However, this should not be the case for systems like 32, 64 etc. And I can't reproduce the error on Radeon VII I have. You have modified the first value of the test - can you send the full file containing the benchmark 15 you use? Also, I will need to know the GPU you use, ./Vulkan_FFT -devices output and if you made other modifications to the code.
Best regards, Dmitrii
Hello, Thank you! My devices info like this: ly@ly-PC:~/lzx/VkFFT/build$ ./Vulkan_FFT -devices Platform id: 0 Device id: 0 name: AMD VERDE (DRM 2.50.0, 5.4.18-19-generic, LLVM 9.0.1) API:OpenCL 1.1 Mesa 20.0.8
And this is the benchmark 15. I only add this first case and change fftw_ to fttwf_ since linking the double persicion fftw library failed in my runtime. sample_15_precision_VkFFT_single_r2c.txt
Best regards, Zoghin
Hello,
So this is quite an old GPU, so I will need more results to investigate the issue. Can you run the small systems and print kernels and results? I attach the sample 15 script.
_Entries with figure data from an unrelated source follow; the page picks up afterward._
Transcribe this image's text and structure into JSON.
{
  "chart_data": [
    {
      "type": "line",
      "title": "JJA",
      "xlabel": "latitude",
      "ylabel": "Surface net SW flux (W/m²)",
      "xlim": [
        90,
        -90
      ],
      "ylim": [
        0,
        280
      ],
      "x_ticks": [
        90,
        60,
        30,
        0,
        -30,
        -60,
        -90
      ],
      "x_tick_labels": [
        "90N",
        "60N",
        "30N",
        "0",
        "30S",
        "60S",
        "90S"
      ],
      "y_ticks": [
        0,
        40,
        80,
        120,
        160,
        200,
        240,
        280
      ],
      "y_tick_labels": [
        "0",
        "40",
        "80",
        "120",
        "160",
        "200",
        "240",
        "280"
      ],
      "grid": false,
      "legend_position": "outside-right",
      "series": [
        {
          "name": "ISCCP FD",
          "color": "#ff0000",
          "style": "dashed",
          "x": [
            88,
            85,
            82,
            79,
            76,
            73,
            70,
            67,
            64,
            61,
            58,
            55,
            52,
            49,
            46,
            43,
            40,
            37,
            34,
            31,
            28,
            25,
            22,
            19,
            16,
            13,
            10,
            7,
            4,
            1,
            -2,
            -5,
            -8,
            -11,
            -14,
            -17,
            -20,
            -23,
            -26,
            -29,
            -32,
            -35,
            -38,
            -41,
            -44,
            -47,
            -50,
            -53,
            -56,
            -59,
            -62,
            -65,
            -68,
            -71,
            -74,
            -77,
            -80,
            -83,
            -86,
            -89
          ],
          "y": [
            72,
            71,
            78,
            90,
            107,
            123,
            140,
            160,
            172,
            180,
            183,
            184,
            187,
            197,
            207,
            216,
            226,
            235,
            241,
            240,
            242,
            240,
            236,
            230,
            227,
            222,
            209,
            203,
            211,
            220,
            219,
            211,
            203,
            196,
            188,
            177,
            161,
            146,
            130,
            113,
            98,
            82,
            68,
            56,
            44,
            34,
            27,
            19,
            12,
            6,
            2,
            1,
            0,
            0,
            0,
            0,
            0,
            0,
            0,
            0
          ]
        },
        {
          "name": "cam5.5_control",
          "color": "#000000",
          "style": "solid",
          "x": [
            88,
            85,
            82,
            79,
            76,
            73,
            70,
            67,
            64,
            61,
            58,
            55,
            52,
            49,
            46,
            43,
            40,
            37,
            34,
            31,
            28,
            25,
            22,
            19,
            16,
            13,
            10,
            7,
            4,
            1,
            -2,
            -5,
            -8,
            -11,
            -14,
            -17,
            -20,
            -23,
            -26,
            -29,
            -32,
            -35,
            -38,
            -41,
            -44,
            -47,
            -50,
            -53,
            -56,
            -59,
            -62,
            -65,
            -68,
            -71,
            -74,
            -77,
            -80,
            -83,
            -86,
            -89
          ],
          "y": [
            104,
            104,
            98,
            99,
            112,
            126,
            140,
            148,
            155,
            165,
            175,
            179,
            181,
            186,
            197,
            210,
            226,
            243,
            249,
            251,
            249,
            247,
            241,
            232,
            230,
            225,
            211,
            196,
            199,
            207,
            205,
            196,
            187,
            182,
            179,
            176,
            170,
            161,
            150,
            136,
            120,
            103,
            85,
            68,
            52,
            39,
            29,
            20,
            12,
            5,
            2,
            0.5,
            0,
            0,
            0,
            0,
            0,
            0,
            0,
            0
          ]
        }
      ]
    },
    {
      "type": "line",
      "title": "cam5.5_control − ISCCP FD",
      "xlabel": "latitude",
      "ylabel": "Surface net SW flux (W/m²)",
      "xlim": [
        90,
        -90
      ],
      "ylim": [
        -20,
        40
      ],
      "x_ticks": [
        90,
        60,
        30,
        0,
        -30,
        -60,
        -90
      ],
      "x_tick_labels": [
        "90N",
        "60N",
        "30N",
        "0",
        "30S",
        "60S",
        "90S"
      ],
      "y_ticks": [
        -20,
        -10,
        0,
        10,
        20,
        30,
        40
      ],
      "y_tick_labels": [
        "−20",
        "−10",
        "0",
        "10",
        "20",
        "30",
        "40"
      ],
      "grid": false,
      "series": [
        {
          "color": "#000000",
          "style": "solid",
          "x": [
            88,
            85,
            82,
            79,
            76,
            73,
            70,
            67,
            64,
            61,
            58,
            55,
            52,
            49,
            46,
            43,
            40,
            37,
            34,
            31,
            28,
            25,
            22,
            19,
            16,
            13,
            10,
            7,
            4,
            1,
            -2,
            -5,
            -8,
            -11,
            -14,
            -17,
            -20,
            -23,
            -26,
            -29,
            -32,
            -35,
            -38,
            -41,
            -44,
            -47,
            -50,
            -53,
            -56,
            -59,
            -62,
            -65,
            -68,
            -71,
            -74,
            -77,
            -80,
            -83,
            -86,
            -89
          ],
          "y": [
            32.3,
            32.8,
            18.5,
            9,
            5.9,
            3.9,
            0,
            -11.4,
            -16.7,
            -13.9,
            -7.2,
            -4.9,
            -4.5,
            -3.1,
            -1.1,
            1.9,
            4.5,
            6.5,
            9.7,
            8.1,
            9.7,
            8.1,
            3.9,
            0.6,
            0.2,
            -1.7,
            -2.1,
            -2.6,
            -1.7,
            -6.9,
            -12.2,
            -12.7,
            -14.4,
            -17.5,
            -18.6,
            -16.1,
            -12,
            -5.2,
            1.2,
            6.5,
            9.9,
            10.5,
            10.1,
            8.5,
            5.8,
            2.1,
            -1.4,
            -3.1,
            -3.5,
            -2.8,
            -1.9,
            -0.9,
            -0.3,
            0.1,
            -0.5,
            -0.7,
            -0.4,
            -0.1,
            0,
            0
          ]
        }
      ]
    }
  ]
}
sample_15_precision_VkFFT_single_r2c.txt
Best regards, Dmitrii
There were missing floating-point suffix literals in v1.2.30 which was fixed in v1.2.31. Other than that identical code runs on modern GPUs, so I am not sure how to debug this. Can you try v1.2.31 to see if the problem is related to these suffix literals first?
Best regards, Dmitrii